Les métaux précieux traversent les siècles et continuent de démontrer leur rôle de valeur refuge. Mais parfois, les chiffres parlent plus fort que les discours. Que serait devenu un achat d’or réalisé il y a un an ? Pour répondre à cette question, prenons trois exemples concrets : la pièce Napoléon 20 F, le Krugerrand sud-africain et le lingot d’or de 5 g.
Des prix qui illustrent une tendance de fond
Le Napoléon or : de 460 € à 630 €
Il y a un an, on pouvait acheter un Napoléon 20 F autour de 460 €. Aujourd’hui, cette pièce emblématique s’échange à environ 630 €. Une progression marquante qui illustre non seulement la hausse continue du cours de l’or, mais aussi l’attrait durable de cette pièce, prisée autant pour son histoire que pour sa liquidité.

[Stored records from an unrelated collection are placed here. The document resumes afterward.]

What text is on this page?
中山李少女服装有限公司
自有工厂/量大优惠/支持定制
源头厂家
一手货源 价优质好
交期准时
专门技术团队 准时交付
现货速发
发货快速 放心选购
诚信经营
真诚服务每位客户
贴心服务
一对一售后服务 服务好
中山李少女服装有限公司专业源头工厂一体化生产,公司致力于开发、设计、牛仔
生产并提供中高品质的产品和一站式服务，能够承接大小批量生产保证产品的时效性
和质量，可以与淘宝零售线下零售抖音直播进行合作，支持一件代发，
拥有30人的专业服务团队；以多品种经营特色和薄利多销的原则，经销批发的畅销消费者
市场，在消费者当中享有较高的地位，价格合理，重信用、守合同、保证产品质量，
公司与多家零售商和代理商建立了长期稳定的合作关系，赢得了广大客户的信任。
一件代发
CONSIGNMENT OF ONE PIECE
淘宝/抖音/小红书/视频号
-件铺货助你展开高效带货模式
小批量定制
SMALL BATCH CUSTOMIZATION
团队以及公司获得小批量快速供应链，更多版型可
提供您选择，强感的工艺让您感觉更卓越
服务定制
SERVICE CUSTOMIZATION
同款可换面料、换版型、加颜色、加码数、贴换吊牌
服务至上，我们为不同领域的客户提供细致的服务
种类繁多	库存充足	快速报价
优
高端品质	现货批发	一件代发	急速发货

Le Krugerrand : de 2 430 € à 3 230 €
Le Krugerrand, pièce sud-africaine d’une once d’or, est l’une des plus échangées au monde. En 2024, elle valait environ 2 430 €. Un an plus tard, son prix avoisine désormais les 3 230 €. Cette hausse de plusieurs centaines d’euros démontre pourquoi l’achat or et argent reste une protection efficace contre l’érosion monétaire.
Le lingot d’or 5 g : de 417 € à 554 €
L’investissement en or n’est pas réservé aux grosses pièces. Les petits formats suivent la même tendance. Le lingot de 5 g, accessible à un plus grand nombre d’épargnants, valait environ 417 € il y a un an. Aujourd’hui, il atteint près de 554 €. Une preuve concrète que même de petits achats réguliers permettent de profiter de la dynamique du marché et de renforcer son patrimoine.
Pourquoi l’or et l’argent progressent-ils ?
Ces hausses ne sont pas des cas isolés : elles reflètent une tendance de fond. Plusieurs facteurs expliquent cet engouement :
- L’inflation : même si elle a ralenti par rapport aux pics de 2022, elle reste supérieure aux rendements offerts par l’épargne classique.
- Les politiques monétaires : les banques centrales, qui accumulent elles-mêmes de l’or, renforcent la confiance des investisseurs.
- La géopolitique : incertitudes internationales et tensions économiques encouragent la recherche d’actifs tangibles.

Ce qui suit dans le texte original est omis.